As a cloud-based provider, we at Blue Yonder care about the full lifecycle of predictive applications. It is not enough to build, train and run machine learning models once. We have to continuously operate and maintain them in order to keep pace with the evolving businesses of the customers we are empowering.

From a data science perspective, maintenance work includes monitoring data and prediction quality, A/B testing of model improvements and ad hoc queries into data and predictions. While our data scientists care about statistics, we want to free them of being concerned with technicalities like maintenance of network equipment, operating system updates or even hardware failures. In order to save our data scientists from these tasks, we invest into a data science platform.

The platform is built with a private compute cloud, which allows our data scientists to run multiple machine learning projects on the same physical cluster. It greatly improves our hardware utilization.

The front end of our compute cloud consists of a domain-specific UI and REST interface. We use  Apache Aurora, a proven and battle-tested service scheduler for the Apache Mesos cluster manager, as the base for the back end. Aurora excels at starting processes on a cluster and keeping them alive even in presence of hardware and software failures.

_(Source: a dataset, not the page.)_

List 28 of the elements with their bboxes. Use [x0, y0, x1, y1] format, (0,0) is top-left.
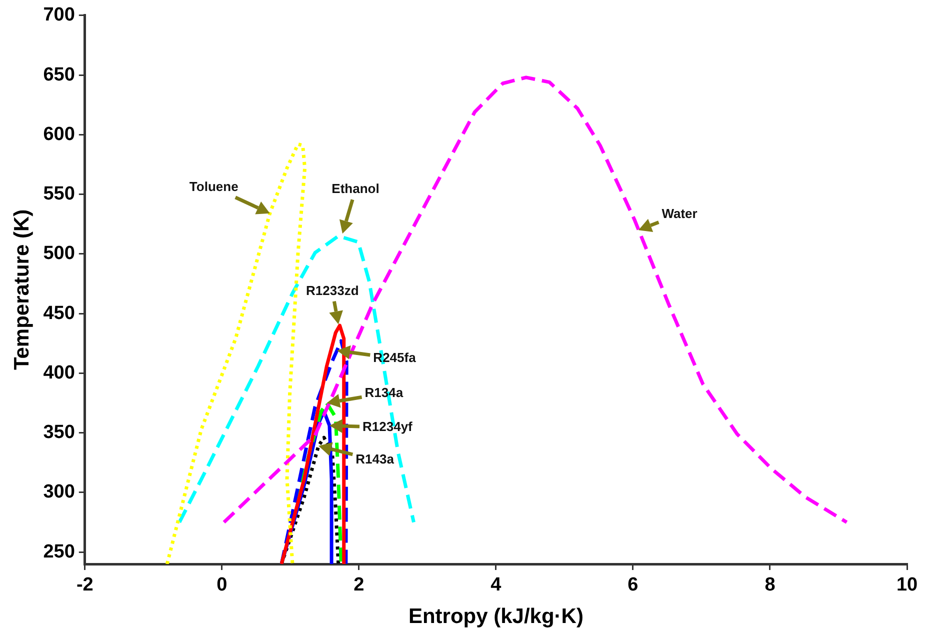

  • By using Apache Aurora we gain a clear separation of concerns: Data scientists specify what they want to run using the UI or a set of Ansible roles
  • Our middleware translates this into a specification of how it will be run (e.g. number of instances, destination for log files, etc.)
  • Aurora then manages the placement and execution on the cluster, including the supervision of the spawned processes.

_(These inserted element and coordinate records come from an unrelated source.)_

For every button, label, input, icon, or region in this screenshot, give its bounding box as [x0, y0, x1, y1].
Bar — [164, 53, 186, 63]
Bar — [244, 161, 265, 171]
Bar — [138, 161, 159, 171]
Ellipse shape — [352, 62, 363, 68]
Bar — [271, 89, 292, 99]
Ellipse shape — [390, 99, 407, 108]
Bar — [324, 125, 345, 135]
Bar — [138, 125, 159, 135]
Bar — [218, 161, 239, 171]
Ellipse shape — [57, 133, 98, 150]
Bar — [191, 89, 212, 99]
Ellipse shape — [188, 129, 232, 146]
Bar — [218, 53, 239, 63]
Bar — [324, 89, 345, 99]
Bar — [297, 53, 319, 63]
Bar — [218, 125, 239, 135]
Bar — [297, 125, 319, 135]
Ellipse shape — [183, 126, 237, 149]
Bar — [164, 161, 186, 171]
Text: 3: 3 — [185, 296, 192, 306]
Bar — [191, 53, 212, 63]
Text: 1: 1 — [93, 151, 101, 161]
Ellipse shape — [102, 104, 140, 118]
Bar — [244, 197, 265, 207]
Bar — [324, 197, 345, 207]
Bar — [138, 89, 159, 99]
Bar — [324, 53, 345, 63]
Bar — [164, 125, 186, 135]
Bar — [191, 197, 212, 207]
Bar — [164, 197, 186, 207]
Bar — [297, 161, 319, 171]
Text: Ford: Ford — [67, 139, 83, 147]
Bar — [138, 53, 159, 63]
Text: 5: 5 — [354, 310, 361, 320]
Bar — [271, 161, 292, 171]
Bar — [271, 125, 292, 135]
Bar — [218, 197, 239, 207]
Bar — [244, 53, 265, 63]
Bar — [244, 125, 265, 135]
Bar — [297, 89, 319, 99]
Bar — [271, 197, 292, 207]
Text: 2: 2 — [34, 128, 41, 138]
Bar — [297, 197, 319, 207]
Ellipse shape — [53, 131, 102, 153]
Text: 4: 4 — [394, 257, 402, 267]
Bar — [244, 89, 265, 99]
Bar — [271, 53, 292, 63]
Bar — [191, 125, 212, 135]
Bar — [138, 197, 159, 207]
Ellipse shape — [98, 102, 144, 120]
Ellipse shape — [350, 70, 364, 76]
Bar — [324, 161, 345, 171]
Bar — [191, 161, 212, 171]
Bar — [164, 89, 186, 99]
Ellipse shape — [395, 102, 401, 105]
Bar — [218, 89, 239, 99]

We use Aurora to run cron jobs, Python-based microservices and our distributed in-house batch processing framework for machine learning. We spawn the framework as two kinds of Aurora jobs: One for the master and one for the workers.

When multiple batch processing frameworks are competing for resources, we instrument Aurora’s job updater to dynamically adjust the number of worker instances per framework according to load, fairness and other SLA criteria.

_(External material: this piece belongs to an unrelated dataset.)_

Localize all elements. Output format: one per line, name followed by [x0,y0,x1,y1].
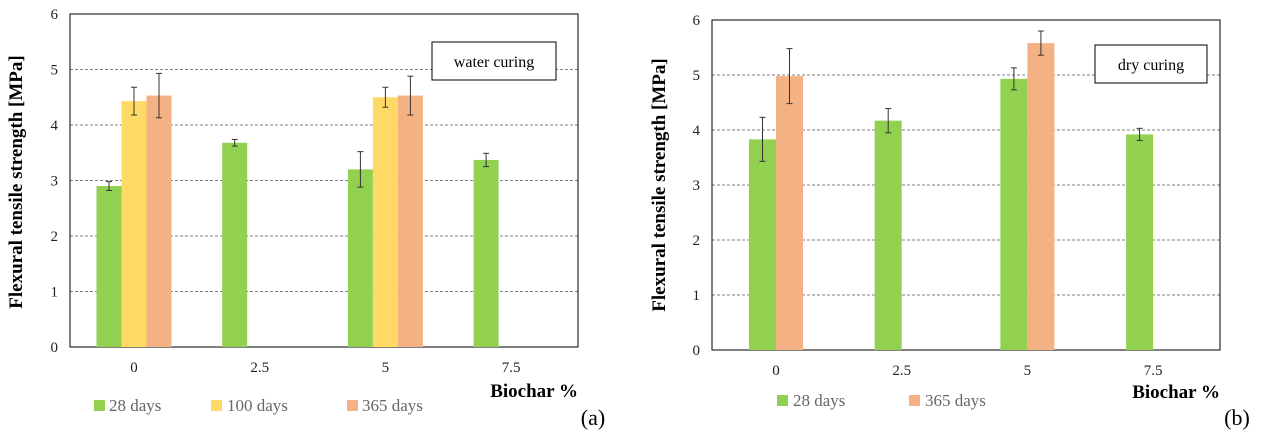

For our data scientists, this elasticity culminates in faster iteration cycles for their experiments, as they can profit from the aggregate power of the shared compute infrastructure. For us operators, adopting Apache Aurora as a replacement for a custom cluster scheduler helped to improve the resilience and maintainability of our platform. When we want to update the kernel of a host, we can smoothly drain all tasks it’s running without any impact on our users. Furthermore, by using a mediator in front of Aurora, we gain the consistency and standardization required for seamless operations. This means we can know exactly which software versions are currently running on the cluster, which is a crucial ingredient of our compliance and security standard.